Meta MTIA Hot Chips 2024_Page_09
Today at Hot Chips 2024, Meta is presenting about its next-generation MTIA, a processor designed specifically for recommendation inference.
Please pardon any typos, these will be done live during the presentation.
Meta AI Acceleration for Recommendation Inference with Next-Gen Meta MTIA
Meta uses AI heavily, and one of the big uses of AI within Meta is our recommendation engine.
Meta MTIA Hot Chips 2024_Page_04
The company says there are many challenges to using GPUs for its recommendation engine.
Meta MTIA Hot Chips 2024_Page_05
As a result, the next generation MTIA has been designed to improve TCO and handle multiple services efficiently.
Meta MTIA Hot Chips 2024_Page_06
Key features of the new MTIA include: The company has significantly increased computing power with this generation.
Meta MTIA Hot Chips 2024_Page_07
The new chips are manufactured at TSMC 5nm and run at a 90W TDP. Another interesting thing here is that the Meta uses LPDDR5 for memory. This is a lower TDP device as it is designed for the recommendation engine, but it also comes with 128GB of memory.
Meta MTIA Hot Chips 2024_Page_09
Besides the 16-channel LPDDR5 128GB memory, there's also 256GB of on-chip SRAM for the 8×8 computing grid.
Meta MTIA Hot Chips 2024_Page_10
Each accelerator uses a PCIe Gen5 x8 host interface and is controlled by RISC-V. It's interesting to note that not only is Meta not using a GPU here, but it's also using RISC-V rather than Arm.
Meta MTIA Hot Chips 2024_Page_11
The new network-on-chip (NoC) is faster than its predecessor.
Meta MTIA Hot Chips 2024_Page_12
The processing elements are based on RISC-V cores with scalars and vectors.

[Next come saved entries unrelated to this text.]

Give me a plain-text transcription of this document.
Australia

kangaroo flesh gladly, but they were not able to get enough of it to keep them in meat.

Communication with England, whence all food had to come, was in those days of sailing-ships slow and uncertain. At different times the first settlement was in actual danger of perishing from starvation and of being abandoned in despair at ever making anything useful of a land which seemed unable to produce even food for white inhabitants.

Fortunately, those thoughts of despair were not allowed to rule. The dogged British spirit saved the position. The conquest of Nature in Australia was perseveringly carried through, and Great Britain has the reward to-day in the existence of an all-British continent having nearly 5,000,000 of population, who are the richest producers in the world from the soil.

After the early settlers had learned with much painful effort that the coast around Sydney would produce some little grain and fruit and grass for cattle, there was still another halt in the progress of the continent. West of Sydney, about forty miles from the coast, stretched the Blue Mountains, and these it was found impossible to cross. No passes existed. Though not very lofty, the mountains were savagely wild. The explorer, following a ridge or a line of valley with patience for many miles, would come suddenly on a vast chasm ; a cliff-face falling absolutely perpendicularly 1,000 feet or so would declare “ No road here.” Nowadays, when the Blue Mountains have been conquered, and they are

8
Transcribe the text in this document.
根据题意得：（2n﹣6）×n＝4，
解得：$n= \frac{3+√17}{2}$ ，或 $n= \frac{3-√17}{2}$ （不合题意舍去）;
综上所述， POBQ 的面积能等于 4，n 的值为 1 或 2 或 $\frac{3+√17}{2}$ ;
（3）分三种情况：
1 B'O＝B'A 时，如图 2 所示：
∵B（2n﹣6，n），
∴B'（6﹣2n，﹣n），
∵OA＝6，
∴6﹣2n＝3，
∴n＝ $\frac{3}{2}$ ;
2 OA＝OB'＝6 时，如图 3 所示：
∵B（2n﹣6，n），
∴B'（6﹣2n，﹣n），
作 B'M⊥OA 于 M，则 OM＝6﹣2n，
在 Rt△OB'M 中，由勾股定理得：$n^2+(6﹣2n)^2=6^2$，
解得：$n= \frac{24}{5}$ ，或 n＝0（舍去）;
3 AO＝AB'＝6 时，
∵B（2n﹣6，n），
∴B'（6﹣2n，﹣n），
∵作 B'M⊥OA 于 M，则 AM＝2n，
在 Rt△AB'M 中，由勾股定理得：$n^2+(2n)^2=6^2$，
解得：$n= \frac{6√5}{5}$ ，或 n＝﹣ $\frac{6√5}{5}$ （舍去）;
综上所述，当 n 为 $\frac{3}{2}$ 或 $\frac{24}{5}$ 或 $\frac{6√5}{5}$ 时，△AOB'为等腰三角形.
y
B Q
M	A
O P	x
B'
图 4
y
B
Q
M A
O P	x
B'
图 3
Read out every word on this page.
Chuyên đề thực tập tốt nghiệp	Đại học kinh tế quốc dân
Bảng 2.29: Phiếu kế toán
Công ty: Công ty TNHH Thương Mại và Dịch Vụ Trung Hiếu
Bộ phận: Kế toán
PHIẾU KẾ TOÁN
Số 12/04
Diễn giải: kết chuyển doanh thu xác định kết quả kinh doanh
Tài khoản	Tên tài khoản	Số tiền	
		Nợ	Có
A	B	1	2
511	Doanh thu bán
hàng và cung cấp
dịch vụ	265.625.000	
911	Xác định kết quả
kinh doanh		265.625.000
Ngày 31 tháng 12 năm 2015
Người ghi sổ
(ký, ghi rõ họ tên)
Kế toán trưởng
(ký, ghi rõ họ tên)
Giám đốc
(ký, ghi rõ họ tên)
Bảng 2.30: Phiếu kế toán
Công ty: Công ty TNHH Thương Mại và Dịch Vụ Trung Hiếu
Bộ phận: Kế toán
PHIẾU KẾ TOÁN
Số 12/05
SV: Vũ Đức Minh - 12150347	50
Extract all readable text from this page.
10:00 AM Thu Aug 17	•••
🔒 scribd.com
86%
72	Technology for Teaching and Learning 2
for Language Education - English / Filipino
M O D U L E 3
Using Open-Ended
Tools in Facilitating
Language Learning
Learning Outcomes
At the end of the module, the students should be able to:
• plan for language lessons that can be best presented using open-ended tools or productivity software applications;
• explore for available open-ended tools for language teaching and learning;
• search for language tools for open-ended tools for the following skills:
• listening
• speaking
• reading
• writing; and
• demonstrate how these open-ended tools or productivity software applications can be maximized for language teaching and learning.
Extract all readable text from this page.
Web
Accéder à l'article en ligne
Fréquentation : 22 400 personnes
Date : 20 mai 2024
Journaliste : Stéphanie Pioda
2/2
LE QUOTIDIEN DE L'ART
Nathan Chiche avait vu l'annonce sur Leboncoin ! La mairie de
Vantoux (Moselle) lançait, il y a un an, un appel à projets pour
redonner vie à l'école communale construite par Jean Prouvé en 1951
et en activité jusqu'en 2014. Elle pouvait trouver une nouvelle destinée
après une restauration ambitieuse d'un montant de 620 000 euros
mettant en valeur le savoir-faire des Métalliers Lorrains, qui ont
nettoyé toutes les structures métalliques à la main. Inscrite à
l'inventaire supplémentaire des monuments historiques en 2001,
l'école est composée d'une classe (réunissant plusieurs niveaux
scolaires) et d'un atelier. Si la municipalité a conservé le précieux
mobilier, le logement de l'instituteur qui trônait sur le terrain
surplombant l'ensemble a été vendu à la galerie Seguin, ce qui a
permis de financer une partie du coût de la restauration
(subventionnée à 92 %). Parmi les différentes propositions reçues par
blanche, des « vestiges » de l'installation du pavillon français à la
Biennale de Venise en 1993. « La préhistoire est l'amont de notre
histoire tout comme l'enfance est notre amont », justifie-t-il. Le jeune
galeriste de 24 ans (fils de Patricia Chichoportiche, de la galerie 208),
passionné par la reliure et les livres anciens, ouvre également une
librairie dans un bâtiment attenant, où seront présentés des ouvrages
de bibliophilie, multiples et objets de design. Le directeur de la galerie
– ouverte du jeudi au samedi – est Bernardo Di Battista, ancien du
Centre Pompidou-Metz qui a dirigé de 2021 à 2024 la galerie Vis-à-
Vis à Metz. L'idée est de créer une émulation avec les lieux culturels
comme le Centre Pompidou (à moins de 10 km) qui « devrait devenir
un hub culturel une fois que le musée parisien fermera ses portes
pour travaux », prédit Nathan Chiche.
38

What's interesting here, at least, is that we can see some similarities between this and the Tenstorrent Blackhole RISC-V approach.
Meta MTIA Hot Chips 2024_Page_13
There is also a Dot Product Engine (DPE).
Meta MTIA Hot Chips 2024_Page_14
Local memory is 384KB. Meta said throttling memory and internal bandwidth is important to maintain compute utilization.
Meta MTIA Hot Chips 2024_Page_15
Meta has built a high-precision integer dynamic quantization engine that runs in hardware.
Meta MTIA Hot Chips 2024_Page_16
Eager mode is used to improve job startup time and speed up responsiveness.
Meta MTIA Hot Chips 2024_Page_17
Meta is building a hardware decompression engine to allow compressed data to move around the system while saving bandwidth.
Meta MTIA Hot Chips 2024_Page_18
Meta also does weight reduction.
Meta MTIA Hot Chips 2024_Page_19
The new Table Branch Embedding (TBE) Meta is said to improve execution time by 2-3x, which is a big leap.
Meta MTIA Hot Chips 2024_Page_20
Here is the accelerator module. Each card has two MTIA chips. Still, it has a relatively easy to cool 220W TDP. Also, each MTIA can use a PCIe Gen5 x8 interface for a total of x16, making efficient use of PCIe lanes.
Meta MTIA Hot Chips 2024_Page_22
The Meta uses dual CPUs, wow! What is the PCIe switch and memory expansion connected to the CPU? This is a 2024 architecture, so is this CXL or something?
Meta MTIA Hot Chips 2024_Page_23
Well, I've just asked the first Hot Chips question in ages, and Meta says there is an option to add more memory to the chassis, but it's not currently rolled out.
Meta also uses 12 modules per chassis, but appears to be in low power density racks with only 3 chassis per rack and 72 MTIA accelerators (~16kW for the accelerators, probably less than 3kW for the CPUs) – they do not appear to be designed for 40kW+ racks.
Meta MTIA Hot Chips 2024_Page_25
Below is the baseline model performance for Meta's internal workloads.
Meta MTIA Hot Chips 2024_Page_26
Without knowing your baseline, it's a bit hard to know if this is adequate.
Final Words
Overall, it's very cool to see new recommended accelerators from Meta. The fact that their system architecture uses some sort of shared memory over PCIe is very cool. As well, they're using RISC-V, which is a very modern approach. Meta is one of the most open hyperscalers about their hardware, which is very cool.